PARENTS
06/14/2014 09:15 pm ET | Updated Jun 14, 2014

Best Parenting Tweets: What Moms And Dads Said On Twitter This Week

Kids may say the darndest things, but parents tweet about them in the funniest ways -- so we like to round up the most hilarious 140-character quips from moms and dads to spread the joy.

This week, we're so happy to welcome guest curator, Melissa Sher, a Best Parenting Tweets veteran with a knack for humor who speaks the truth about parenthood on her blog, Mammalingo, and right here on HuffPost Parents. Read her selections below, and follow @HuffPostParents and @thismelissasher on Twitter for more!

My dad once told me, "Don’t feel bad if you strike out. That just means we can get out of here sooner.” #Dadvice

— jimmy fallon (@jimmyfallon) June 11, 2014

Wife: "Hey, Boone, do you want cereal or oatmeal for breakfast?" Boone: "What do ninjas eat?"

— The Daddy Complex (@thedaddycomplex) June 9, 2014

I'm, son come and show me how this thing works! "years old"

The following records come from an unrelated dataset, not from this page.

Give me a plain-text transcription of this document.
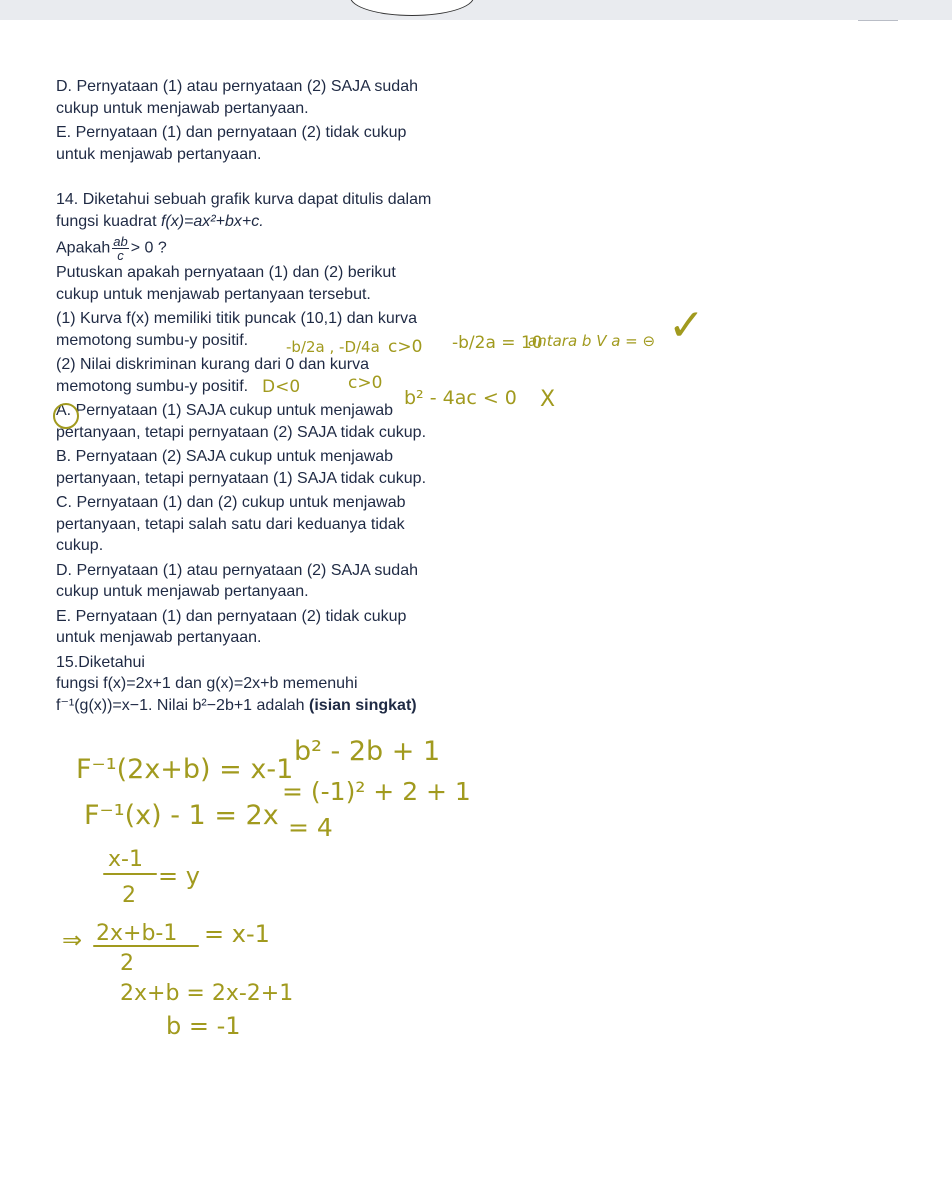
D. Pernyataan (1) atau pernyataan (2) SAJA sudah
cukup untuk menjawab pertanyaan.

E. Pernyataan (1) dan pernyataan (2) tidak cukup
untuk menjawab pertanyaan.

14. Diketahui sebuah grafik kurva dapat ditulis dalam
fungsi kuadrat f(x)=ax²+bx+c.

Apakah $\frac{ab}{c} > 0$ ?

Putuskan apakah pernyataan (1) dan (2) berikut
cukup untuk menjawab pertanyaan tersebut.

(1) Kurva f(x) memiliki titik puncak (10,1) dan kurva
memotong sumbu-y positif.

(2) Nilai diskriminan kurang dari 0 dan kurva
memotong sumbu-y positif.

A. Pernyataan (1) SAJA cukup untuk menjawab
pertanyaan, tetapi pernyataan (2) SAJA tidak cukup.

B. Pernyataan (2) SAJA cukup untuk menjawab
pertanyaan, tetapi pernyataan (1) SAJA tidak cukup.

C. Pernyataan (1) dan (2) cukup untuk menjawab
pertanyaan, tetapi salah satu dari keduanya tidak
cukup.

D. Pernyataan (1) atau pernyataan (2) SAJA sudah
cukup untuk menjawab pertanyaan.

E. Pernyataan (1) dan pernyataan (2) tidak cukup
untuk menjawab pertanyaan.

15.Diketahui
fungsi f(x)=2x+1 dan g(x)=2x+b memenuhi
f⁻¹(g(x))=x−1. Nilai b²−2b+1 adalah (isian singkat)

-b/2a , -D/4a c>0 -b/2a = 10
antara b V a = ⊖ ✓
D<0	c>0
b² - 4ac < 0 X
F⁻¹(2x+b) = x-1
F⁻¹(x) - 1 = 2x
x-1
2
= y
⇒ 2x+b-1
2
= x-1
2x+b = 2x-2+1
b = -1
b² - 2b + 1
= (-1)² + 2 + 1
= 4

— Miniwheats (@Miniwheats2012) June 11, 2014

Me: What’s the opposite of tall?

4-year-old: Short.

Me: What’s the opposite of fast?

4: Slow.

Me: What’s the opposite of fun?

4: You.

— Exploding Unicorn (@XplodingUnicorn) June 13, 2014

Confession: sometimes I encourage cheating at Candy Land, because it makes the game end sooner.

— Amy Shearn (@amyshearn) June 11, 2014

*watches son shoot himself in the face with a rubber band*
*tells wife not to expect any "my child is an honor student" bumper stickers*

— Josh (@iwearaonesie) June 10, 2014

"Stop competing with each other," I yell at my kids way louder than they can.

— Kalvin Macleod (@KalvinMacleod) June 11, 2014

Possible sign that I'm failing as a dad: my son hit me in the groin as a joke & then didn’t get why I was in excruciating pain.
#parenting

— Mike (@MikeDaddyReal) June 9, 2014

I am outraged my daughter was shown The Karate Kid in school today. It was the new one.

— Sisterhood of Moms (@SensibleMoms) June 13, 2014

I already know my daughter's quality of life will exceed mine because she escaped the 6th grade without a perm.

— Stella G. Maddox (@StellaGMaddox) June 11, 2014

ZOEY: Was the planet Pluto named after the dog?

ME: Yes, they named the planet that’s been around for billions of years after the dog.

— Baby Sideburns (@BabySideburns) June 10, 2014

X just told me I'm getting on his last nerve. Because I am making him button his own shirt.

— Cheryl P. Stober (@cherylstober) June 10, 2014

Parenting is a lot like a Tarantino film. Lot of questions and violent screaming.

— charliecapen (@charliecapen) June 10, 2014

Just spent an hour attempting to explain to my 3 year the difference between Baltimore and Voldemort.

— Jim Gaffigan (@JimGaffigan) June 10, 2014

It is so weird that I have a 4yo child. Not because it makes me feel old, but because it’s amazing I’ve kept him alive that long.

— Nate Smith (@bestnatesmith) June 12, 2014

I just saw a family with 4 very unhappy adolescents at a highway rest stop. I've seen my future and it's everything I dreamed it would be.

— BadParentingMoments (@BPMbadassmama) June 8, 2014

2yo won't look at me because I just tried to tell her the song doesn't actually go: "ashes ashes, we all freak out!"
Why do I bother?

— carly kimmel (@carlykimmel) June 9, 2014

I"m taking 3 kids to the zoo. I'm telling you that now in case something appears on the news later.

— Wendi Aarons (@WendiAarons) June 12, 2014

My 10 year-old thinks "WTF" means "Where's the food?" and the day he finds out differently I will take to my bed.

— Jeni (@highlyirritable) June 12, 2014

If you have a 5 year who wipes their own ass, I'd like to sign up for your parenting classes.

— One Classy Motha (@MothaKim) June 11, 2014

Toddlers, can't live with em', can't convince them to play in the dog kennel a little longer while you make dinner.

— Paige Kellerman (@PaigeKellerman) June 12, 2014

4yo: "(unintelligible mumbling)"
Me: "What?"
4yo, annoyed: "I SAID THAT I CAN'T TALK BECAUSE I'M PUTTING MY CHIN ON THE BATHTUB!!"
Me: "Oh."

— ReasonsMySonIsCrying (@ReasonsMySonCry) June 8, 2014

Parenthood can be described in one word.

Exhaustirewardamnfrustratamazing.

— SHANtilly Lace (@shashaintl) June 11, 2014

Being a mom means there is never enough time in the day and even worse there is never enough sleep in the night.